Enhancing WiFi CSI Activity Recognition Using a Diffusion Approach with the TCN-T Model
摘要
CSI-based activity recognition has emerged as a promising field in IoT, enabling precise localization, behavior analysis, and health monitoring. However, collecting comprehensive datasets that cover a wide range of environmental conditions and specific actions-such asfalls—presents notable challenges. This is particularly true when dealing with rare or complex events, where diverse and extensive datasets are essential. Traditional generative models, such as GANs and VAEs, often struggle to generate high-quality, diverse, and realistic data. To overcome these challenges, this study introduces the use of diffusion generative models as a novel approach for synthesizing raw CSI data.
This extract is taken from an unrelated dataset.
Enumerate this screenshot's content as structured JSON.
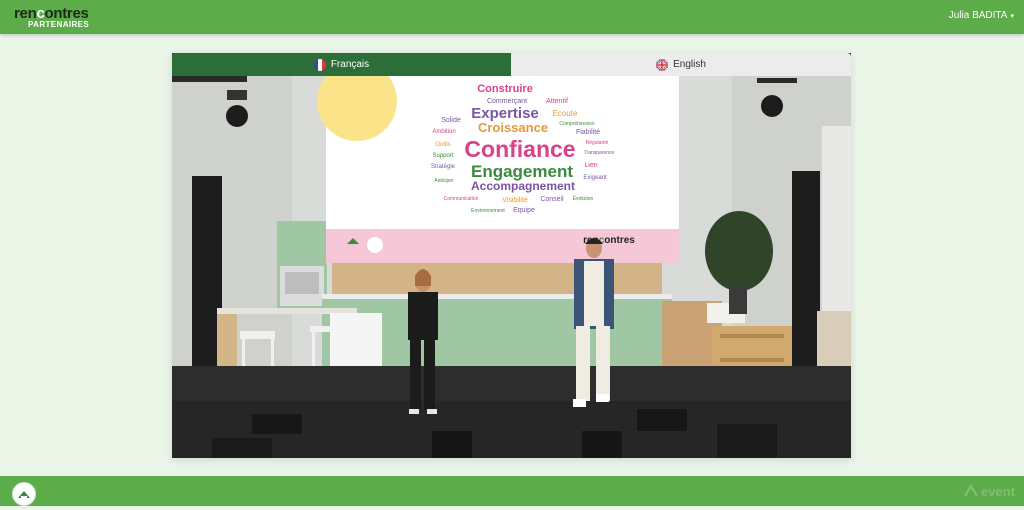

This method generates synthetic samples with corresponding labels, aiding the training of robust classifiers. Diffusion models, offer a more effective solu tion by progressively denoising random noise into realistic samples. Our experimental results confirm that this approach significantly improves classifier accuracy, even with limited real-world data, thereby reducing the time and resources typically required for traditional data collection. Specifically, our findings support the hypothesis that diffusion-generated data can greatly enhance model performance in scenarios with scarce real world data. The proposed TCN-T model, an enhanced version of the Temporal Convolutional Network (TCN), demonstrated a marked improvement in accuracy—from 91.97% to 94.74%. Similarly, other baseline models also showed notable improvements: CNN1D increased from 83.74% to 89.7%, CNN2D from 81.96% to 88.71%, and CNNLSTM from 82.39% to 90.18%. Furthermore, when working with sufficient original data, the TCN-T model achieved an accuracy increase from 94.74% to 96.59%.